Tomasky refers repeatedly to hipsters. I remain confused as to who or what these "hipsters" are, this purported class of people in America who have been sucked in by Ron Paul's rhetoric or slick and polished delivery. That may be because Tomasky is specifically aiming his ire at droves of defecting young democrats who are attracted to Paul's small government and no nation-building message. Could it be the young statist clinging to the outdated and self-destructive liberalism of Clinton-Obama nanny state is upset to find himself in the political wilderness, increasingly abandoned by his peers and pals? The very trees and shrubs in the forest seem to be singing, "Come down from that socialist tree, Tom-fraidy-cat, and join the Ron Paul revolution!"

I'm just saying.

It's worthwhile to explain one last spear weakly tossed by the clearly exhausted Tomasky in his [somewhat entertaining] hit piece.

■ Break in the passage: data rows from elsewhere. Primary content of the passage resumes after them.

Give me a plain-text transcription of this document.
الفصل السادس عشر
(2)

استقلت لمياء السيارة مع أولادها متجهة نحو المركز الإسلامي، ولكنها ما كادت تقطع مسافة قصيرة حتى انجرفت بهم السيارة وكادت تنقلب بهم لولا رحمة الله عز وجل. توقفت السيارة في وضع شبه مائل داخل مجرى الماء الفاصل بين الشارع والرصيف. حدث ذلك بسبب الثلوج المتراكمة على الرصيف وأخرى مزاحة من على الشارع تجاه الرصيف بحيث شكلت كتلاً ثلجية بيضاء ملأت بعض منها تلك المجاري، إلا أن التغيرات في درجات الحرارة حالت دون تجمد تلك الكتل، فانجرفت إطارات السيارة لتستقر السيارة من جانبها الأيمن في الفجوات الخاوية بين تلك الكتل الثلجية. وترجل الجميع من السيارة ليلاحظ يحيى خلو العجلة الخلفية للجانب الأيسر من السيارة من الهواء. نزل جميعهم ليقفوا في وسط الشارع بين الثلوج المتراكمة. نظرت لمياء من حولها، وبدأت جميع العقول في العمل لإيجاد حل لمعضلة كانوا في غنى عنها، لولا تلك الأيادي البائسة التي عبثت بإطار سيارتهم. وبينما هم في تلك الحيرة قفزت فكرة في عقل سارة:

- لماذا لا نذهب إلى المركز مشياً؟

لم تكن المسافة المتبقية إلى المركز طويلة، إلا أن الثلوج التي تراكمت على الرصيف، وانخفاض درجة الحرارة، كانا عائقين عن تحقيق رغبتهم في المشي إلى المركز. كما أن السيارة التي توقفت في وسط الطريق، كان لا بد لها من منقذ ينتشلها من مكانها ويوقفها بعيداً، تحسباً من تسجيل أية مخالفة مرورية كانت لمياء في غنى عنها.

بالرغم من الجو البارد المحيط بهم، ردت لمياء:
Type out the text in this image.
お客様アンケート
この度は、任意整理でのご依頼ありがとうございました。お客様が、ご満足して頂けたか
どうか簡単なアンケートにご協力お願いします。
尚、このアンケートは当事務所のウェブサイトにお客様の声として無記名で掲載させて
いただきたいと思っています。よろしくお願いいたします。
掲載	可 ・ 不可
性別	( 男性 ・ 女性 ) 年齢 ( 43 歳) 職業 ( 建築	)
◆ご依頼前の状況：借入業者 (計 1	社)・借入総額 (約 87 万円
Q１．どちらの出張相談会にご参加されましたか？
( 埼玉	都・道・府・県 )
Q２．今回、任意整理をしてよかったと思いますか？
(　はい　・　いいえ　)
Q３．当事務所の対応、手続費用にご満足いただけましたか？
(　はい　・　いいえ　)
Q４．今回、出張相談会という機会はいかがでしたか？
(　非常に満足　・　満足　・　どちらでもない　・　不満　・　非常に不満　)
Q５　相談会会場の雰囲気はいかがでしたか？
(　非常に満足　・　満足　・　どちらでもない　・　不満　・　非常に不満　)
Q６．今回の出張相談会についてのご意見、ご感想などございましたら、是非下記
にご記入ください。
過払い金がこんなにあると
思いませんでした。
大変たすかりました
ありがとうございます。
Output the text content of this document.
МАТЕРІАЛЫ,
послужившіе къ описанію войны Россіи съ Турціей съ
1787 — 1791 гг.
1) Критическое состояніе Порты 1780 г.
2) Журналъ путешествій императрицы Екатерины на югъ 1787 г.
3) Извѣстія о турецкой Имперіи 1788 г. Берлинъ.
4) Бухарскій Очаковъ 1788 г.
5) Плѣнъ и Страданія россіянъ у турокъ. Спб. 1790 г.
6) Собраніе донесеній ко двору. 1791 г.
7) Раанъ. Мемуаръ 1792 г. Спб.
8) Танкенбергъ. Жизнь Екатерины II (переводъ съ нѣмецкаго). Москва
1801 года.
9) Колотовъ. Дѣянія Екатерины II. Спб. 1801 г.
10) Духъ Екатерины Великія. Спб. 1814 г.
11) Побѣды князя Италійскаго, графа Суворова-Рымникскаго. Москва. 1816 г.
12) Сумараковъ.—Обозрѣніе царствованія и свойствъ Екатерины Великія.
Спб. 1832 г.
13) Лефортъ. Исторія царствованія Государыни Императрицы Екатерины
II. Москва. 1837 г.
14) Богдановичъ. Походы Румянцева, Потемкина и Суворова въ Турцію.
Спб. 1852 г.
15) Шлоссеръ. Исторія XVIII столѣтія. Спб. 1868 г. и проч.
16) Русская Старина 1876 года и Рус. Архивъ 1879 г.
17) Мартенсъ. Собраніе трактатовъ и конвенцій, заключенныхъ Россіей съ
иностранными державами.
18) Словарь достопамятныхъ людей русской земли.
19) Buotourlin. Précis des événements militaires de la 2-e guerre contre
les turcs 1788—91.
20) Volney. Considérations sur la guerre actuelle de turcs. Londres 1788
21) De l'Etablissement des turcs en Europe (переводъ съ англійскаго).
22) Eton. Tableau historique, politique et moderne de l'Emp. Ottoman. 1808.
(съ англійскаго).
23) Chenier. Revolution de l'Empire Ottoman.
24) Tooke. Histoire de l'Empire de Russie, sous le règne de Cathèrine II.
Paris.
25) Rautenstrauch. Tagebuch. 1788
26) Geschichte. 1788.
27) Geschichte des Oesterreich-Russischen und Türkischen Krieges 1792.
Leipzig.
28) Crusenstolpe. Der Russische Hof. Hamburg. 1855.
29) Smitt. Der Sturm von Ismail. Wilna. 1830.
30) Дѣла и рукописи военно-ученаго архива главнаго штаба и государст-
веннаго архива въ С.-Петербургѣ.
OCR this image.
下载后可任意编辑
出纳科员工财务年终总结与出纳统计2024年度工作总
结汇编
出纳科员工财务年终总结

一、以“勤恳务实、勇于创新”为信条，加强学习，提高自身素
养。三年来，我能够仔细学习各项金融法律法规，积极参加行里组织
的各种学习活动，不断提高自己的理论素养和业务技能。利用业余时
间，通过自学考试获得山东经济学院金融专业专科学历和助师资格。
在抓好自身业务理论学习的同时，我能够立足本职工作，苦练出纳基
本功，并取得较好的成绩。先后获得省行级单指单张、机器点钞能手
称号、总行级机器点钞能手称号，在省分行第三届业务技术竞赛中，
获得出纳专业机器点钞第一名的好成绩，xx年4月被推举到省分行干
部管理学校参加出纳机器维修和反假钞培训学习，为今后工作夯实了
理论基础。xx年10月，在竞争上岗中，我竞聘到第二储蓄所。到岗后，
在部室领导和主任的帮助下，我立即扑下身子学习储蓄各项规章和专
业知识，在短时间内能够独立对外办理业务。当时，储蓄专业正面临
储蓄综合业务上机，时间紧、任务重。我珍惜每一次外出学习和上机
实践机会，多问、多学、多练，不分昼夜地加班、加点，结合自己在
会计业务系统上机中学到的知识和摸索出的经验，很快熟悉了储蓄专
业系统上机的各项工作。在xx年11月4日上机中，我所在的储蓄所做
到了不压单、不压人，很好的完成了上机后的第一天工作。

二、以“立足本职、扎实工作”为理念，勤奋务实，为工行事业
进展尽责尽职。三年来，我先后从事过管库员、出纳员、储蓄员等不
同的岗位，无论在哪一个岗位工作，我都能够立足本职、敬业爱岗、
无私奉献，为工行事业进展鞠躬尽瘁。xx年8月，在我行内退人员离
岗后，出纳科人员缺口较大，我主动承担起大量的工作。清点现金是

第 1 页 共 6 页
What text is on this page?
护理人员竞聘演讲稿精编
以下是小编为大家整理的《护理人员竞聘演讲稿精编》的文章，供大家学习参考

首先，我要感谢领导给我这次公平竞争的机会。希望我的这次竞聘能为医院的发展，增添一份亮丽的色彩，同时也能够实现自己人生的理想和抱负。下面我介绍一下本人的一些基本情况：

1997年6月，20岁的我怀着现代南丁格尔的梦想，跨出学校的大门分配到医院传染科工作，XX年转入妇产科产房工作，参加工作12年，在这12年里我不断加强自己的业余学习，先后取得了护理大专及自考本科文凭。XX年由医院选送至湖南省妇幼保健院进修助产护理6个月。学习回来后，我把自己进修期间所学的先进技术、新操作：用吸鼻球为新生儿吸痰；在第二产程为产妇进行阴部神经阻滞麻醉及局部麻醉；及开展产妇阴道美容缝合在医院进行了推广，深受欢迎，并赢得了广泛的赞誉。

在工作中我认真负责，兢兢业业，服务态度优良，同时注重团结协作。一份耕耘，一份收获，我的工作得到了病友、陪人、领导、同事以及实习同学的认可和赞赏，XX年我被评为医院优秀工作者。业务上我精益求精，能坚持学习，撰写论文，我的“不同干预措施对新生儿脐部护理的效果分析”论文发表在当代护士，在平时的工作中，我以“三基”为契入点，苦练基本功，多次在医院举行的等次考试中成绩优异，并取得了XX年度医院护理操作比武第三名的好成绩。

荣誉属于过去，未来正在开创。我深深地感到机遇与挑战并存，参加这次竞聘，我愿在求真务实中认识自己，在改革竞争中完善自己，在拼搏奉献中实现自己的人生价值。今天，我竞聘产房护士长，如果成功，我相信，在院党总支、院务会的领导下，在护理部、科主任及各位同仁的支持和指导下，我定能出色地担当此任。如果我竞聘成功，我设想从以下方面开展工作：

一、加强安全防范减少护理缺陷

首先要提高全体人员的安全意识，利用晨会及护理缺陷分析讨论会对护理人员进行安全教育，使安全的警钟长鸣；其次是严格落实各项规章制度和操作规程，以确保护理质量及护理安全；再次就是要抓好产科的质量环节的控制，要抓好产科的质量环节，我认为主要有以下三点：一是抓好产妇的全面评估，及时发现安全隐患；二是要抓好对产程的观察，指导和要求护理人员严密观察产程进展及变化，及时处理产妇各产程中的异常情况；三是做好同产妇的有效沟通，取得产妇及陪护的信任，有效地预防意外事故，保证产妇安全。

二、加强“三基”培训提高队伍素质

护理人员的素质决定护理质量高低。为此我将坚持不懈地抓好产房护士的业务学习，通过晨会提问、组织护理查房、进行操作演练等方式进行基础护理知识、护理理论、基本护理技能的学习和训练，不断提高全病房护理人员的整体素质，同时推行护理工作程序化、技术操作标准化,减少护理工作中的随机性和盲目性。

He writes, "The idea of virtually no state is just silly," and he seems to think Ron Paul advocates this concept. The Paul proposal to save a trillion dollars in one year and his "Restore the Republic" economic plan are nowhere near no-state, or even small state. With $15 trillion in debt, and over $70 Trillion in unfunded state liabilities – Ron Paul seems to be saying cut some unneeded federal spending in order to SAVE the state and allow it to make good on its promises to the old, the middle aged, and the young. Frankly, many young people are about ready to expatriate, and give up on saving the republic. In this way, Dr Paul is pro-state. I have to admit, I'm on the fence as to what to advise my own children – stay and take a chance the American republic can survive, or leave and start anew much as my great-great-great-great-great grandparents did.

Tomasky longs for the day when he no longer has to think about "this pestilential little locust." This particular statement comes on the heels of a mini-tirade about the nature of the free market, capitalism, and how government would be just fine if it wasn't corrupted by …uh.. well… people. The great unwashed, the gritty competitive and living world of humanity – always so hard to rule from the central planner's roost, the serfs and knaves always so ungrateful for their naked king. Tomasky is a sliver of intelligentsia, that as Hayek once observed, "need not possess special knowledge of anything in particular, nor need he even be particularly intelligent, to perform his role as intermediary in the spreading of ideas.”

Yes, Tomasky is exactly that kind of functionary – limited in knowledge, not particularly intelligent, performing his role. And if I may be so bold, he's shaking in his boots because Obama will be the last American socialist dictator-in-chief if Ron Paul and his great and growing army of patriotic, passionate, small-government constitutionalists get their way.